青い主役を追いかけて。 梅雨の庭で見つけた小さな幸せ。

青い主役を追いかけて。 梅雨の庭で見つけた小さな幸せ。

雨上がりに、今年も自宅の庭の紫陽花が鮮やかな青い花を咲かせました。ふとポケットからスマートフォンを取り出してシャッターを切りましたが、画面を見つめながら、少しだけ寂しい気持ちがよぎりました。

いつも車にカメラを積んでいた頃

以前、仕事で各地を車で駆け回っていた頃は、いつも車にカメラを積んでいました。移動中に気になる景色を見つけると、すぐに車を停めて夢中でシャッターを切っていたものです。今はもっぱら手軽なスマホで済ませていますが、便利さと引き換えに、やはりどこか物足りなさを感じます。

ひと手間のプロセスに、楽しさがある

スマートフォンは便利な道具ですが、カメラとは少し本質が違うのかもしれません。一眼レフのファインダーを覗き、どの角度が一番美しいか、しゃがみ込んだり背伸びをしたりしながら被写体とじっくり向き合う。

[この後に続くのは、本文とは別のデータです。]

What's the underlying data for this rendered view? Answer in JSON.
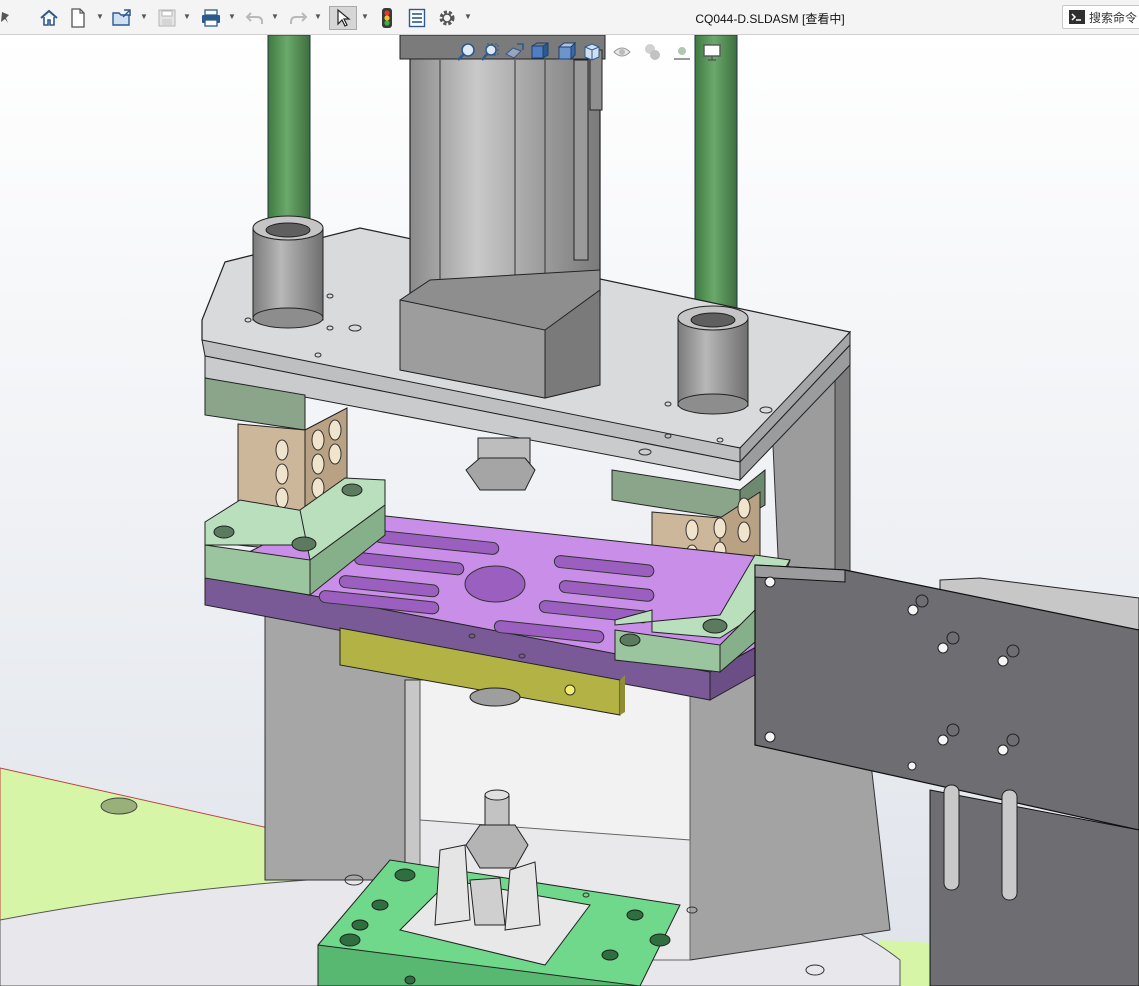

あのひと手間のプロセスそのものに、写真の楽しさがありました。

効率の先にある、自分らしい選択

がんサバイバーとして生きる中で、目の前の景色に手間を惜しまず、心と時間を尽くすことの豊かさを改めて感じています。講演家ニーナヒデヒコとして各地でお伝えしている心の置き場所も、効率や手軽さの先にある、自分らしい選択の中にこそある気がしてなりません。

今夜は久しぶりに古いカメラのレンズを磨いて、次の晴れ間を待ってみようと思います。皆さんは最近、あえてひと手間かけて楽しんでいることはありますか。